Signature computation should be deterministic and bounded. A practical approach is to store a short normalized excerpt plus a hash.

Normalization heuristics (example):

Strip timestamps, absolute paths, ANSI color codes.
Keep only the first ~20 lines of stderr.
Extract a “headline” (exception type + key message).
Optionally include top stack frame file + line (if stable).

Signature payload (conceptual):

kind=runtime
layer=tool
headline=ModuleNotFoundError: No module named 'mkdocs'
frame=python:-m mkdocs

Then compute signature_id = sha256(payload).

Index storage format (YAML example):

schema_version: 1
signatures:
  - signature_id: "sha256:..."
    headline: "ModuleNotFoundError: No module named 'mkdocs'"
    kind: "runtime"
    layer: "tool"
    severity: "blocking"
    repro:
      command: "uv run mkdocs build"
      notes: "Ensure .venv exists and dependencies installed"
    next_action: "Run `uv sync` then retry"
    evidence_to_capture:
      - "python version"
      - "uv lock state"
    owners: ["tooling"]
    last_seen_after: "2026-02-23"

Integration points:

Trace writer: on failure, emit normalized_error fields (kind/layer/headline/signature_id).
Verifier: attach signature_id to failing checks.
Triage tooling: provide lookup(signature_id) that prints the index entry.
Index maintenance: update entries when root causes change; keep supersedes links when signatures evolve.

A minimal governance rule keeps the index reliable:

New entries must include repro.command and next_action.
Entries must be reviewable (PR) and versioned.
Retire stale entries by date (last_seen_after) or when superseded.

Concrete examples

Example 1: Policy denial on protected paths

A run attempts to edit a protected configuration file and the tool router rejects it.

Normalized payload:

kind: policy
layer: harness
headline: PolicyDenied: protected path requires approval

Index entry guidance:

Repro: rerun the same patch attempt.
Next action: request an approval artifact (or move edit to an allowed file).
Evidence to capture: the exact file path(s) blocked and the policy name.

Outcome: the agent stops “blocked” with the smallest next action instead of attempting risky workarounds.

Example 2: Repeated markdownlint failure signature

A documentation run fails consistently with a formatting rule.

Normalized payload:

kind: validation
layer: eval
headline: MD013/line-length: Line length exceeds 120

Index entry guidance:

Repro: npx markdownlint-cli2 --config .markdownlint-cli2.jsonc book/.
Next action: apply --fix or reflow the specific paragraph; avoid adding long unbroken URLs.
Evidence to capture: the file path and rule id.
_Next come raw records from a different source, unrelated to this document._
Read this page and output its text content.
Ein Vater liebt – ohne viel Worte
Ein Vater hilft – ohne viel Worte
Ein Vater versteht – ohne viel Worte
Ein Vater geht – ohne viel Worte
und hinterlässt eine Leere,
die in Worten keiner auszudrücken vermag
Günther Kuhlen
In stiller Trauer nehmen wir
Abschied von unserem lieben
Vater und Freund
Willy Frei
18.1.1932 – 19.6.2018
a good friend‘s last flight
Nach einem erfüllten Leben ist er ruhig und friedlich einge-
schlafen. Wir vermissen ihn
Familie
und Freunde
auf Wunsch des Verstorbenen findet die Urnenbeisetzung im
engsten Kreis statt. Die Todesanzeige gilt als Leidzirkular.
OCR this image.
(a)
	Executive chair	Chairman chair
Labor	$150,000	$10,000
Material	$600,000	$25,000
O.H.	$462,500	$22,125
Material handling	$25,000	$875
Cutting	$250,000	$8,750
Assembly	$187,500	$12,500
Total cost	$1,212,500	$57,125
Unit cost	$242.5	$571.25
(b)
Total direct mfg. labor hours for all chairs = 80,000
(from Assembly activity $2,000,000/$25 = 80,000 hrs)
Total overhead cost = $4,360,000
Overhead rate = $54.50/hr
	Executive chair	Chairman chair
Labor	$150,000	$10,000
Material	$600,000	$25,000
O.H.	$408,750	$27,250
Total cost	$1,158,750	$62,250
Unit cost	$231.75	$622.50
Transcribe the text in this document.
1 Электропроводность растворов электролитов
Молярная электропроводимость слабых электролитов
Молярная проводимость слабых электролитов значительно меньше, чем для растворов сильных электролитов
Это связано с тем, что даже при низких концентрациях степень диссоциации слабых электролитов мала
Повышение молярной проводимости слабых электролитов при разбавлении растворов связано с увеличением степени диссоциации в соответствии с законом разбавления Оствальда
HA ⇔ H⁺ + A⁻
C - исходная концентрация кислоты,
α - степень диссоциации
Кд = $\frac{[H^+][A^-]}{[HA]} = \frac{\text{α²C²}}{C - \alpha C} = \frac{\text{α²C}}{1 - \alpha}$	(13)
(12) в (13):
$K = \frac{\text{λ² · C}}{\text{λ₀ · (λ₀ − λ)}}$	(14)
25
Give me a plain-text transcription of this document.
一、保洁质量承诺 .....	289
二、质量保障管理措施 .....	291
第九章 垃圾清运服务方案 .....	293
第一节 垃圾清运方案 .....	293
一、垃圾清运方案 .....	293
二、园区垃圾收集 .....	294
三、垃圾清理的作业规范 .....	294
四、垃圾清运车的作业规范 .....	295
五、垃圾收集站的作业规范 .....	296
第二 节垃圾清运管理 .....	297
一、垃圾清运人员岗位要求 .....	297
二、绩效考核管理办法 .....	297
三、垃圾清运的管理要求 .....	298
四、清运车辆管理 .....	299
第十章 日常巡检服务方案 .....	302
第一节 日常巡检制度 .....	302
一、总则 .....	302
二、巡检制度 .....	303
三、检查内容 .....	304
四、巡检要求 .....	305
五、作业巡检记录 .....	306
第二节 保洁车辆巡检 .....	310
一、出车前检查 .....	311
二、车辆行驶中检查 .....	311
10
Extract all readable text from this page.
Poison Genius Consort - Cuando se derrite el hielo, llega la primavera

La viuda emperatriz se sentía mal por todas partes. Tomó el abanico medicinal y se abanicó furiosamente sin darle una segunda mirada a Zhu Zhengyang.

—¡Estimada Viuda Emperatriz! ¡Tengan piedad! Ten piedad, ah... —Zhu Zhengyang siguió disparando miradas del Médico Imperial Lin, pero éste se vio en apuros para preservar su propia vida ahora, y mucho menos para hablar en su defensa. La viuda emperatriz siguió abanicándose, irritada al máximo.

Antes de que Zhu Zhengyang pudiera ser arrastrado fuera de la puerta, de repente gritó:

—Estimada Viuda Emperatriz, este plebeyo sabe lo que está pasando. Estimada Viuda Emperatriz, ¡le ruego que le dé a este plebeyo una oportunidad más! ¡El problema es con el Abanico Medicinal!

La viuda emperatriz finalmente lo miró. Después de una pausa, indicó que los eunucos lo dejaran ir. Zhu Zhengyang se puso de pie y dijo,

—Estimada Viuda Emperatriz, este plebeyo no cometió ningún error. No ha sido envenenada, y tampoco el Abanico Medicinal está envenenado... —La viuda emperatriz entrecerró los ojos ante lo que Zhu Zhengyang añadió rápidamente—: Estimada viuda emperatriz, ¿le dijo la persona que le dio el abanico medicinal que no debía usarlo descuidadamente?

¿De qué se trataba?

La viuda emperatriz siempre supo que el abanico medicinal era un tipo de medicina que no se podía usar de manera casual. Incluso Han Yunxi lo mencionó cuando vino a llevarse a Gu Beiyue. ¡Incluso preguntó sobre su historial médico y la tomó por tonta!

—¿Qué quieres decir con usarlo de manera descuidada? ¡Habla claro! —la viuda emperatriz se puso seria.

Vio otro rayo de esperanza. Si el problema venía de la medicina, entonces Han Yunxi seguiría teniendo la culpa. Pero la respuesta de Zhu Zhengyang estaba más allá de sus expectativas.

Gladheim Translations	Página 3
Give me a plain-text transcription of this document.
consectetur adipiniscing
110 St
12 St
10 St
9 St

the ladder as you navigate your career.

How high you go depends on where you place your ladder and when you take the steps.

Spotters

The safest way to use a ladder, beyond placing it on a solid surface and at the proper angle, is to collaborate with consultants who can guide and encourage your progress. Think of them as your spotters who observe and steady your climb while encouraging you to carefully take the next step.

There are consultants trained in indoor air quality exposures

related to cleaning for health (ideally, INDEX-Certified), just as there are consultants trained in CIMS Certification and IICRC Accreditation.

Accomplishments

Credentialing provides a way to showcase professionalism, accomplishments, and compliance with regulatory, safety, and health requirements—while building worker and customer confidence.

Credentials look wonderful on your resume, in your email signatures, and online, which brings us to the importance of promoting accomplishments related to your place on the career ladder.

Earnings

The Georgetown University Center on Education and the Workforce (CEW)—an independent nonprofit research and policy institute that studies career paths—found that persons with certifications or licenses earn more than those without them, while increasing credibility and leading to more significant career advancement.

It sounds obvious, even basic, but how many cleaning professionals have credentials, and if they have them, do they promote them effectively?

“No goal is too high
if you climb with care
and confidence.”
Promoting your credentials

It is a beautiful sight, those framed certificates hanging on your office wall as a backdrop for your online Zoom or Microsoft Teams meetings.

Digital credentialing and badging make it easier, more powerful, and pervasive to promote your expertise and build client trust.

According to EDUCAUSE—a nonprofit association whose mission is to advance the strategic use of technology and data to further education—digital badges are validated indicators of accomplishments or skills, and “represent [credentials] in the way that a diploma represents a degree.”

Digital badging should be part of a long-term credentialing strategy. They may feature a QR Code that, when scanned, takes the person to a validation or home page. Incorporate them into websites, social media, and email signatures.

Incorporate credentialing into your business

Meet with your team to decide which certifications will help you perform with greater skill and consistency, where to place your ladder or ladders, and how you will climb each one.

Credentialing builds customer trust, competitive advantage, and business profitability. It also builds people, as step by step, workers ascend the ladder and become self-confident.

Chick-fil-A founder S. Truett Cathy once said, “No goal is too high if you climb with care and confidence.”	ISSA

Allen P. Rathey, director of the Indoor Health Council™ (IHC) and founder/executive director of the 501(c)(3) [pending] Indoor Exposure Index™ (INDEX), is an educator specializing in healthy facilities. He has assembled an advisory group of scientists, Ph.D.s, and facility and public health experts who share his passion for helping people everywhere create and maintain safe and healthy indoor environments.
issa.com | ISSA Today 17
Outcome: repeated formatting failures become easy to fix and easy to measure.

Failure modes

Over-normalization collisions: unrelated errors map to the same signature.
- Mitigation: include one stable frame or rule id; keep an escape hatch for “split signature.”
Under-normalization churn: small log changes create new signatures.
- Mitigation: strip paths/timestamps and hash only normalized payload.
Sensitive data leakage: headlines include secrets.
- Mitigation: redaction before indexing; store hashes and controlled excerpts.
Stale guidance: the “next action” no longer works after tooling changes.
- Mitigation: require last_verified_after or periodic re-verification via canary tasks.
Index becomes a dumping ground: too many low-value entries.
- Mitigation: focus on high-frequency failures and “blocking” severities; prune aggressively.

When not to use

Very small projects with low run volume where ad-hoc triage is cheaper.
Systems where logs cannot be stored even in normalized form.
Environments where failures are dominated by unique, one-off issues (the index won’t amortize).